The Cool Head lift option will help i think. Either that or print another object of the same height at the same time will reduce the melting a Robert suggested.
From my small experience 0.06mm or even 0.08 gives a pretty good result. I'd also reduce the temperature to around 200°c if you print at 30mm/s it will probably give better results also.
Your test print looks pretty small too i guess you will print it bigger, the melting should impact the result less if the area is bigger
More cooling is the ticket in this case I think. You're printing very very thin layers on a small area which means the head is spending a lot of time in basically the same spot and transferring heat into the part. This is why the top looks melted and it's making the overhangs worse.
First I'd drop the bed temp to 60C, that'll remove 10C of heat right off the bat. I'd also make sure the fans are going full blast. Perhaps lowering the print temperature a bit could help as well.

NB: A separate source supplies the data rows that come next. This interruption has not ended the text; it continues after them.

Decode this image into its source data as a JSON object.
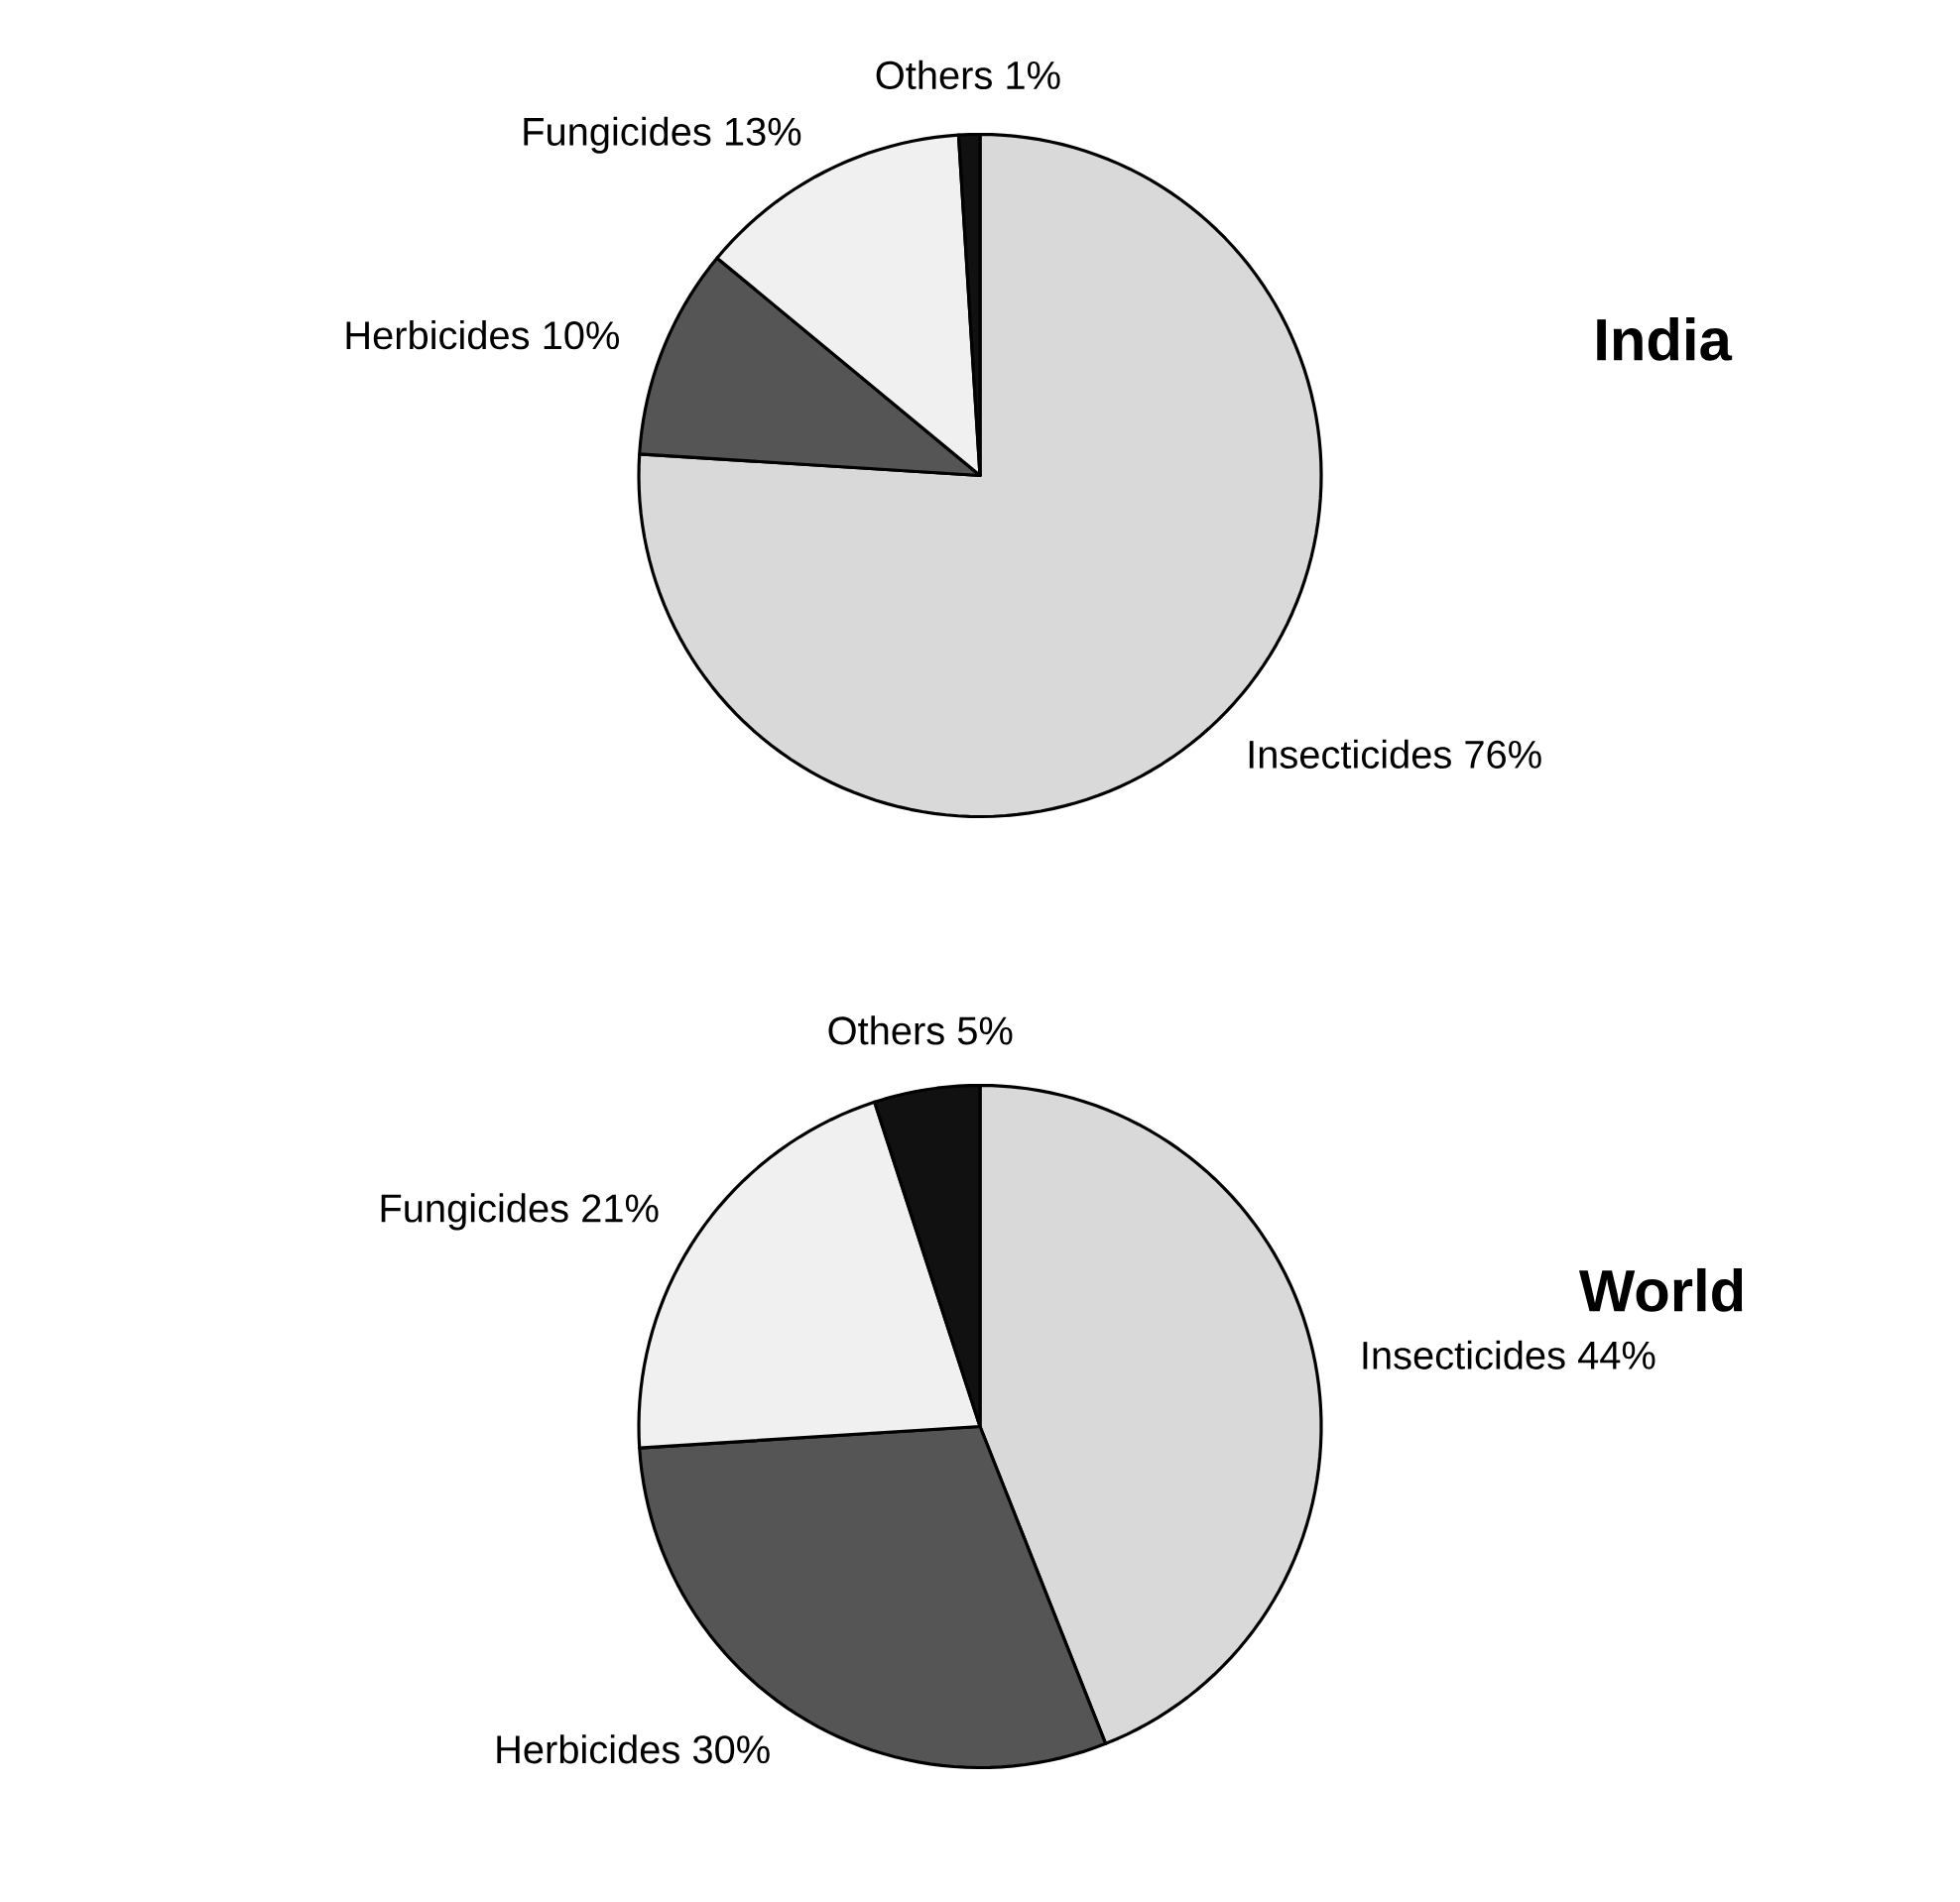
{
  "chart_data": [
    {
      "type": "pie",
      "title": "India",
      "categories": [
        "Insecticides",
        "Herbicides",
        "Fungicides",
        "Others"
      ],
      "values": [
        76,
        10,
        13,
        1
      ],
      "value_labels": [
        "76%",
        "10%",
        "13%",
        "1%"
      ],
      "colors": [
        "#d9d9d9",
        "#555555",
        "#f0f0f0",
        "#111111"
      ]
    },
    {
      "type": "pie",
      "title": "World",
      "categories": [
        "Insecticides",
        "Herbicides",
        "Fungicides",
        "Others"
      ],
      "values": [
        44,
        30,
        21,
        5
      ],
      "value_labels": [
        "44%",
        "30%",
        "21%",
        "5%"
      ],
      "colors": [
        "#d9d9d9",
        "#555555",
        "#f0f0f0",
        "#111111"
      ]
    }
  ]
}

Then I'd try to enable cool head lift. I haven't personally tried it, but it sounds like a good idea in principle. If that doesn't do the trick I'd print either a second copy of the object or something else, at the same time. This means the head will move away from the delicate print for a little while and allow fresh cool air to cool it down.
And unless absolutely necessary I'd bump it up to 0.6mm layers, but that's up to you. You'll save quite a bit of time and I doubt you'd see much difference.
You could also consider skipping the infill completely. Increase the top layer thickness a bit and you shouldn't have any problem printing this as an empty shell.